Seoul - A South Korean ferry that sank
nearly three years ago, killing 304 people, most of them
children on a school trip, slowly emerged from a grey sea on
Thursday, a sombre reminder of a tragedy that traumatised the
country.
The ferry, the Sewol, was structurally unsound, overloaded
and travelling too fast on a turn when it capsized and sank
during a routine voyage off the southwest coast on April 16,
2014.
Bereaved families have been calling for the ship to be
raised and for a more thorough investigation into the disaster.
Officials also hope to find the last nine missing bodies.
"We can't help but feel stunned seeing the ship being
raised," Lee Kum-hee, whose daughter Cho Eun-hwa was one of the
nine, told reporters.
In this photo provided by Ansan City Hall, a relative of victims of the sunken Sewol ferry watches the salvage work under way in waters off Jindo, South Korea. Picture: Ansan City Hall via AP
"My Eun-hwa has been in that dirty place. My poor Eun-hwa.
It's been heart-breaking, how cold she's been there," Lee said
in tears.
Salvagers started to bring up the vessel, which has been
lying on its side at a depth of 44 metres (144 feet), late on
Wednesday, and worked through the night.
Television pictures taken from the air early on Thursday
showed the white 140-metre (460-foot) long hull, coated in mud
and sediment, breaking above the surface, flanked by winching
barges.
"The work needs to be done very cautiously," Lee Cheol-jo,
an official at the Ministry of Ocean and Fisheries, which is in
charge of the operation, told a briefing.
A Chinese salvage company has fitted 33 beams beneath the
hull with 66 hydraulic jacks inching the ship up.
Salvage workers in orange overalls and white hard-hats
clambers over the hull fixing cables. The name Sewol could just
be made out through the grime.
Lee said the ferry would be raised as high as 13 metres (42
feet) above the sea and then moved onto a semi-submersible
vessel. That operation was expected to take until Friday and it
would then be taken to a nearby port, but that could take up to
12 or 13 days, he said.
Once the sunken ferry had been secured on the
semi-submersible vessel, bereaved families would be allowed to
observe from a closer distance, another official said.
Only when the ferry has been brought to port will it be
inspected, media reported.
A submersible vessel attempts to salvage the sunken Sewol ferry in waters off Jindo, South Korea.

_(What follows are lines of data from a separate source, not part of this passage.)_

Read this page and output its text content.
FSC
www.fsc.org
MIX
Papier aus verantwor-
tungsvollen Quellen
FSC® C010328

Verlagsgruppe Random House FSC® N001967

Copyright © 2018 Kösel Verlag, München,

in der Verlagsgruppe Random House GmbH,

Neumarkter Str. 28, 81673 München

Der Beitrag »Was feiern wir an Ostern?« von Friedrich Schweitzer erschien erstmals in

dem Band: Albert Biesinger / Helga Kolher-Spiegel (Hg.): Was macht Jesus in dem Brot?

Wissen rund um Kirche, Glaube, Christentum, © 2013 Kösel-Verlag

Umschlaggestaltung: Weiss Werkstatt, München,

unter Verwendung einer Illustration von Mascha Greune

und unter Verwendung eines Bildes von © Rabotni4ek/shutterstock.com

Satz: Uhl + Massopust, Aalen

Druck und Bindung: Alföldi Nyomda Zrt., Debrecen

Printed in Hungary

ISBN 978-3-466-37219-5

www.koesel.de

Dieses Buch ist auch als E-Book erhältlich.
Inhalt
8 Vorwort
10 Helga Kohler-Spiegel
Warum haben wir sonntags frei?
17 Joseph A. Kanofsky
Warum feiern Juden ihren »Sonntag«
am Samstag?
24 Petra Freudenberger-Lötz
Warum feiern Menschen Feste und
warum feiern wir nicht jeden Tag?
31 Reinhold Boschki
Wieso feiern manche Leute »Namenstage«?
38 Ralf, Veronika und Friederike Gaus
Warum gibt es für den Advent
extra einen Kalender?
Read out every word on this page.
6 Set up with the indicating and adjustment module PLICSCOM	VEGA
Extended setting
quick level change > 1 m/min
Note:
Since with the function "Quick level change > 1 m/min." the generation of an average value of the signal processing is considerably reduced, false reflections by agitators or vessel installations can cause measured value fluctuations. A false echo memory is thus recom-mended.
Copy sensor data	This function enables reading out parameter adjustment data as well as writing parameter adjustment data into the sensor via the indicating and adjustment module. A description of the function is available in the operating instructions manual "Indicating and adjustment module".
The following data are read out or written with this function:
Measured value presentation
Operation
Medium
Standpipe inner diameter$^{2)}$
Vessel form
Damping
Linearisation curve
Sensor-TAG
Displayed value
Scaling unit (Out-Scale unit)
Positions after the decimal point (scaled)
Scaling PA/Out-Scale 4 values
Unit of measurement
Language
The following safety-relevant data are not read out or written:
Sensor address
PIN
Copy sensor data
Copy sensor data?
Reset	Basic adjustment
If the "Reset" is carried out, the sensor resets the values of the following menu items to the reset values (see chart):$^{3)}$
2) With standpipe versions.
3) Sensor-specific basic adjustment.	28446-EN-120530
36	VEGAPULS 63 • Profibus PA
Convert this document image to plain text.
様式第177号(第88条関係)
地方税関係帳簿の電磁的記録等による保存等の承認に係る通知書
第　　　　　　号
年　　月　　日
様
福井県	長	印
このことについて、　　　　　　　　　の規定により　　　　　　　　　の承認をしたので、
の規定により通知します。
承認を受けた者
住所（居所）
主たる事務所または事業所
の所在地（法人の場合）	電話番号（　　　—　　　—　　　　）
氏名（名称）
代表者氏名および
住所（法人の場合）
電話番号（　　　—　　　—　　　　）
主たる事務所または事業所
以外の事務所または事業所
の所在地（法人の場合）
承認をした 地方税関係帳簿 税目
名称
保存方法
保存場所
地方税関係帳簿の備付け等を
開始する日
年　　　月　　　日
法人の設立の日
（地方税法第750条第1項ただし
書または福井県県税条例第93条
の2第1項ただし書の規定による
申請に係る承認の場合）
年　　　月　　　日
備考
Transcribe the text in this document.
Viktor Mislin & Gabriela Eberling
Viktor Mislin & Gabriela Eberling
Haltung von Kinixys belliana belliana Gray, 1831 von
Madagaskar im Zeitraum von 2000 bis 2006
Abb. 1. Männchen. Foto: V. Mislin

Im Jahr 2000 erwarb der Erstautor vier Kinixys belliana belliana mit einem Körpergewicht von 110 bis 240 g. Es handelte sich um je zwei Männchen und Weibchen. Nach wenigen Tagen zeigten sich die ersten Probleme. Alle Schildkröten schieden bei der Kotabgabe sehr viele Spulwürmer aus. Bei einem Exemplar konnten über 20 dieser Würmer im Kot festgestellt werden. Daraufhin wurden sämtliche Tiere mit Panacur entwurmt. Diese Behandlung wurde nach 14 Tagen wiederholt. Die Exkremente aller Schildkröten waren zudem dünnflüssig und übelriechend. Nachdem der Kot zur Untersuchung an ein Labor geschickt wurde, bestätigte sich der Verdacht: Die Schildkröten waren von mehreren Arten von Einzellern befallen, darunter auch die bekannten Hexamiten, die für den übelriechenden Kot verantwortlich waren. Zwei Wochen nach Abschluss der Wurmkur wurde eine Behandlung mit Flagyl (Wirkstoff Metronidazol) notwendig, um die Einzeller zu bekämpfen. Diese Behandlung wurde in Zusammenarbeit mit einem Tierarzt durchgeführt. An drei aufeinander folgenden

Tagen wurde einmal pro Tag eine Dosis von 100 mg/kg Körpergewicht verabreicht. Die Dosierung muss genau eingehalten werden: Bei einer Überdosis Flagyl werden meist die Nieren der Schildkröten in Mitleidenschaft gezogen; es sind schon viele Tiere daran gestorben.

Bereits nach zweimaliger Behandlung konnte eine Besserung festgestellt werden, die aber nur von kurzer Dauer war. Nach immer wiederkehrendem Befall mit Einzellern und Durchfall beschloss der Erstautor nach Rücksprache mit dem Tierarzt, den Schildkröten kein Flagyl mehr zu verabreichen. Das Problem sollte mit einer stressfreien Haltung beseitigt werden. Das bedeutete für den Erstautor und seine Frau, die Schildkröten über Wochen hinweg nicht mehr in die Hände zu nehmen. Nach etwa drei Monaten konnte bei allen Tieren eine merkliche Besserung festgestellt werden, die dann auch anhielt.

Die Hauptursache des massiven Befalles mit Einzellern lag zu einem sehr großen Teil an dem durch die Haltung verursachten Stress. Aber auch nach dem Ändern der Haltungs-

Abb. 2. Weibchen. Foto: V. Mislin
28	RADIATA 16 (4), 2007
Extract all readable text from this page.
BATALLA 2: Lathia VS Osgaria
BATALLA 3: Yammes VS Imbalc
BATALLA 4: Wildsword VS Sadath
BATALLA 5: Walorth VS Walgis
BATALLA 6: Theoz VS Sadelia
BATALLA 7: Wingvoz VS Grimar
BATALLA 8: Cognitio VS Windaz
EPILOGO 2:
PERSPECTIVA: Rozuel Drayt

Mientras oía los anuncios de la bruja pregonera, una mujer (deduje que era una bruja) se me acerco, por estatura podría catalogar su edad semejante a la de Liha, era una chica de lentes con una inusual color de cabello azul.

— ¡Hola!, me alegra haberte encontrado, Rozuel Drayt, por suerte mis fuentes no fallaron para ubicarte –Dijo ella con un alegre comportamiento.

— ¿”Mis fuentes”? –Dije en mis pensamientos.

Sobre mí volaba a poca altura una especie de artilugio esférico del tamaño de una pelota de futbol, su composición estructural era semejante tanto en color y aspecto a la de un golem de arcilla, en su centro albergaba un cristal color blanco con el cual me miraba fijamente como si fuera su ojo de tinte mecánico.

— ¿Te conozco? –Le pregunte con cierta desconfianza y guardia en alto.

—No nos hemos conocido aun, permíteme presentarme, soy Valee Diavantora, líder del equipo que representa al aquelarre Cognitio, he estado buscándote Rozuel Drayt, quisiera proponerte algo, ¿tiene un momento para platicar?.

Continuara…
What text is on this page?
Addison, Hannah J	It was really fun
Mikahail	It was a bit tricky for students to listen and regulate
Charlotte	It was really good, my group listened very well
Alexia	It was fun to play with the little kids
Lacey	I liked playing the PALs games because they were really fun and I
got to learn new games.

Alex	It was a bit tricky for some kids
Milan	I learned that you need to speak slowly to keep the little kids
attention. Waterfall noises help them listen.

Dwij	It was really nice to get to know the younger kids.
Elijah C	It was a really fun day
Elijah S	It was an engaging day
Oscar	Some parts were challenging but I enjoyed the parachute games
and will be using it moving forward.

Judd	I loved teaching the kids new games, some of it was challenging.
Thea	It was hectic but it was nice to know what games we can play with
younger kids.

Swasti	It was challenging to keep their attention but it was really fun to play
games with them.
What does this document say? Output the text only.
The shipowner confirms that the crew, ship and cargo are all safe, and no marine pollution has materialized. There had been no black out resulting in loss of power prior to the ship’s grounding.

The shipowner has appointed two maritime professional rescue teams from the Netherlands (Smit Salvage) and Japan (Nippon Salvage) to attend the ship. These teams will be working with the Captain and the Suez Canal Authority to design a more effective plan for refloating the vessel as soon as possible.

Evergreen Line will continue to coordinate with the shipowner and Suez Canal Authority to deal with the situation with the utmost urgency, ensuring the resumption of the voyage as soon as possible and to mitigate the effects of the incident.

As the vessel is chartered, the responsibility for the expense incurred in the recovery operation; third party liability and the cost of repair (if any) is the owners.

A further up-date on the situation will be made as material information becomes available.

Picture: Kim Hyun-tae/Yonhap via AP
Of those killed, 250 were teenagers from the same
high-school, many of whom obeyed crew instructions to remain in
their cabins even as crew members were escaping the sinking
ship.
The botched rescue and toll of children in one of Asia's
most technically advanced economies shocked and angered the
country, with former President Park Geun-hye and her
administration the focus of much of the ire at the time.
Park denied accusations that she failed to act decisively
but for many South Korans, she has never fully explained what
she was doing during the seven hours between the first news
reports and her first television appearance that day.
Her response to the disaster was again raised in recent
months after she came under suspicion in the course of an
investigation into a corruption scandal that led to her
dismissal from office on March 10.
The captain of the ferry was found guilty of homicide in
2015 and jailed for life. More than a dozen other crew members
got shorter sentences.
The salvage is costing about 85 billion won ($75 million),
another ministry official said this week.